In the future, the fatuous neocon twits who make a living stoking working class racial resentments and ginning up religious hysteria in the service of lower corporate taxes and industrial deregulation will probably be called “Romney Republicans.” A moniker will be required to divide “respectable” Republicans from the Trumpean rabble, and maybe they’ll settle on that name.
But all post-Eisenhower Republicans consciously exploited dangerous racial and social fault lines so they could loot the national treasury on behalf of the wealthy and connected. There’s nothing respectable about using that cheap bit of misdirection. They couldn’t sell bullshit like “trickle-down economics” on its non-existent merits, so they sold downscale white folks an endless line of ooga-booga instead.
But now Trump is telling the rubes they can have dessert without eating their vegetables, and he’s expanded the menu to include new villains, such as job-offshorers and lying establishment politicians. And why would anyone gnash down “profits for me and parsimony for thee” when they can skip directly to dessert and openly (and literally) bash minorities, gays, uppity women, Muslims, etc., while having their economic pain validated?
Stung by Trump’s success in separating them from their meal tickets, some in the Romney wing are unsparing in their criticism of a once-prized constituent segment. Via valued commenter Arm the Homeless, here’s a sample of the primal scream of one such specimen, The National Review’s Kevin Williamson:
If you spend time in hardscrabble, white upstate New York, or eastern Kentucky, or my own native West Texas, and you take an honest look at the welfare dependency, the drug and alcohol addiction, the family anarchy—which is to say, the whelping of human children with all the respect and wisdom of a stray dog—you will come to an awful realization. It wasn’t Beijing. It wasn’t even Washington, as bad as Washington can be. It wasn’t immigrants from Mexico, excessive and problematic as our current immigration levels are. It wasn’t any of that.

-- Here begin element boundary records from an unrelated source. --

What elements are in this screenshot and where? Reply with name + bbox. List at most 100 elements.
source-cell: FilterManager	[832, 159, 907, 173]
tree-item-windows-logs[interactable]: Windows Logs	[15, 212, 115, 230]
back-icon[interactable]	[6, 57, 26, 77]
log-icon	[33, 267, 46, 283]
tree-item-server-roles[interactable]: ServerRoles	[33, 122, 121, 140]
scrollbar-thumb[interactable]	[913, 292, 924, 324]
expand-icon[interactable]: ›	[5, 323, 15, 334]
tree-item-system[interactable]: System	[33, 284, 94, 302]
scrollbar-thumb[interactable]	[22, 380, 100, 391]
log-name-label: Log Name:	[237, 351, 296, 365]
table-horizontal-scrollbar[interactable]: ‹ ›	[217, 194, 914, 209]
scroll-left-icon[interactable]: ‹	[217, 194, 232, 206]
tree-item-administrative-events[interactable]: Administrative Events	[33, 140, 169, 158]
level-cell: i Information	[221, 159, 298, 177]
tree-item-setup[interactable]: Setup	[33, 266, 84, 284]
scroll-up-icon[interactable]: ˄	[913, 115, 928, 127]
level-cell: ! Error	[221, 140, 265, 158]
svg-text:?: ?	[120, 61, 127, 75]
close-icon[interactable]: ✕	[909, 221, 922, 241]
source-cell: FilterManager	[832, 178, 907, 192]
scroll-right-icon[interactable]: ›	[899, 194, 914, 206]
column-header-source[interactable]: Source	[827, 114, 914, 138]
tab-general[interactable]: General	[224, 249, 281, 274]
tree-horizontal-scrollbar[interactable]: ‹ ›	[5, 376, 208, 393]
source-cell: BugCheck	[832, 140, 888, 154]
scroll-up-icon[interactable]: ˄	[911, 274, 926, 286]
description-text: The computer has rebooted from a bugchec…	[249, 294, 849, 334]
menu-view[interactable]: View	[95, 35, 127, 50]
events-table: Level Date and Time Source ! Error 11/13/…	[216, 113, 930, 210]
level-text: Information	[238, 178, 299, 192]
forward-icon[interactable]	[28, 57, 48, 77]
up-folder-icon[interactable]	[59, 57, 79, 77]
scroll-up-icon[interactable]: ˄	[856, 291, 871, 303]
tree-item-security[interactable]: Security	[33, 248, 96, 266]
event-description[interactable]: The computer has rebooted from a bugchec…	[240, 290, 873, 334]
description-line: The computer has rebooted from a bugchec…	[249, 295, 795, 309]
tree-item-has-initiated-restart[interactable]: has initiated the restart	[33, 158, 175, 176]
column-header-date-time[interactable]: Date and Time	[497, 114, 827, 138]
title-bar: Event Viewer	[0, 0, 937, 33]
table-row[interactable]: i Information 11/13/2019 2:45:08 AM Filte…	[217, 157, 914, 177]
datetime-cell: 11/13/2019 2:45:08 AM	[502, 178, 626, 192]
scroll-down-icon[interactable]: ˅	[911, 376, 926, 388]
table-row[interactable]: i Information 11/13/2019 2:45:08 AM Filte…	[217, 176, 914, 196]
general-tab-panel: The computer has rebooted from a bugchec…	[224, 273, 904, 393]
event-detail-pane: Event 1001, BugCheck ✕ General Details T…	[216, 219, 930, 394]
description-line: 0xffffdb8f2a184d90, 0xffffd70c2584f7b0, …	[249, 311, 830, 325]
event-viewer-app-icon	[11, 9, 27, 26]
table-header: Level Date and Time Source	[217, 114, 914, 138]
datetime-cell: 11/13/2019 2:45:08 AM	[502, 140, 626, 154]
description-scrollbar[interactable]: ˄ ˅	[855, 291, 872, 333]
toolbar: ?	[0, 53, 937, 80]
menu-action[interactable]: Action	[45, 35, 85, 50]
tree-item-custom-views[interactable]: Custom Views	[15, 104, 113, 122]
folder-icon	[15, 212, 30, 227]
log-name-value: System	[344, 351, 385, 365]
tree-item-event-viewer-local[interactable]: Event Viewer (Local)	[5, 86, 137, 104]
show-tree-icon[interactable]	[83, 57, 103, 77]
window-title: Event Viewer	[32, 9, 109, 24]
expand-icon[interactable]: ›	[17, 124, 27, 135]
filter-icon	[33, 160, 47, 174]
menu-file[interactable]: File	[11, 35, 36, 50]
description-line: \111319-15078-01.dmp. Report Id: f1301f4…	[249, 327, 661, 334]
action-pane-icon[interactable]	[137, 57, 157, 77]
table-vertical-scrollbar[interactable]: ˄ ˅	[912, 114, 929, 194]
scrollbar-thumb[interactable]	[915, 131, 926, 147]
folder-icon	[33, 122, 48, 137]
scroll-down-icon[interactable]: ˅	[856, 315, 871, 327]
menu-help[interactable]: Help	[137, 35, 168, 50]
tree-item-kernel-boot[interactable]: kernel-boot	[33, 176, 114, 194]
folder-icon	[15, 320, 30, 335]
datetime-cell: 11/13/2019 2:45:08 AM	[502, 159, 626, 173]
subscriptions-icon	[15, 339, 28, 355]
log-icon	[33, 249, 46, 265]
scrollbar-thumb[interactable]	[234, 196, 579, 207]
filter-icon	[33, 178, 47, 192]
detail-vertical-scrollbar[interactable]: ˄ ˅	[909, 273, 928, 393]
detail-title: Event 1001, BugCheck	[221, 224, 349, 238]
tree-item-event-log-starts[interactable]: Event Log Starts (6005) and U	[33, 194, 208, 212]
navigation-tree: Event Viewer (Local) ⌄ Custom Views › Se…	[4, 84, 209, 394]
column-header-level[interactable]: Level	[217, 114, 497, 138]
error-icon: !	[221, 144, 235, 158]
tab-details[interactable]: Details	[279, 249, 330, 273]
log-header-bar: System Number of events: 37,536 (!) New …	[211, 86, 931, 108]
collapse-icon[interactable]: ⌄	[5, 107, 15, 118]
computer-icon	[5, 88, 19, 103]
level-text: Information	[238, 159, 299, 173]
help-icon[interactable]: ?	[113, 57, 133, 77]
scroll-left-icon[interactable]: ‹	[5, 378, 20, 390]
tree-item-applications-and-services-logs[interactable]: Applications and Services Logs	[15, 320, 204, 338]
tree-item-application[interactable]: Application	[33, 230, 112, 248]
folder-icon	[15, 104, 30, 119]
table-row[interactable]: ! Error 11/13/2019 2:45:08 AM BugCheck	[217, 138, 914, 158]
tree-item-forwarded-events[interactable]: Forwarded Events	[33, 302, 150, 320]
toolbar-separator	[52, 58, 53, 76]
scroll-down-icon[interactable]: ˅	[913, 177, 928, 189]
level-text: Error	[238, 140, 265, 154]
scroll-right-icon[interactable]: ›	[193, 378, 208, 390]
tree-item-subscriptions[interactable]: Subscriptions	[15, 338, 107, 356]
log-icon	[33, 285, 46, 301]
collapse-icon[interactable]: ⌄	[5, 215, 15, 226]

The truth about these dysfunctional, downscale communities is that they deserve to die. Economically, they are negative assets. Morally, they are indefensible. The white American under-class is in thrall to a vicious, selfish culture whose main products are misery and used heroin needles. Donald Trump’s speeches make them feel good. So does OxyContin. What they need isn’t analgesics, literal or political. They need real opportunity, which means that they need real change, which means that they need U-Haul. If you want to live, get out of Garbutt [a blue-collar town in New York].
I think “the whelping of human children” is my favorite line. I’m trying (and failing) to recall a time when a prominent conservative writer expressed that level of contempt for fellow white Republicans. It doesn’t seem like a good strategy. Maybe smarter neo-cons will try to co-opt Trump. For all his railing about trade and theatrical rage at companies that offshore jobs, Trump’s tax plan and healthcare schemes are hardly distinguishable from those of, say, Paul Ryan.
I don’t rule out the possibility that a racist demagogue like Trump could win the presidency, but, in the absence of a cataclysmic event like a Paris-style terror attack or sharp economic downturn between now and November, I think it’s unlikely. Still, now that the power of Trumpism has been demonstrated at scale, it won’t go away. Romney Republicans will have to come up with a better answer than “move,” or their wind-up Marcos will keep losing to the Trumps. And that won’t be good for business.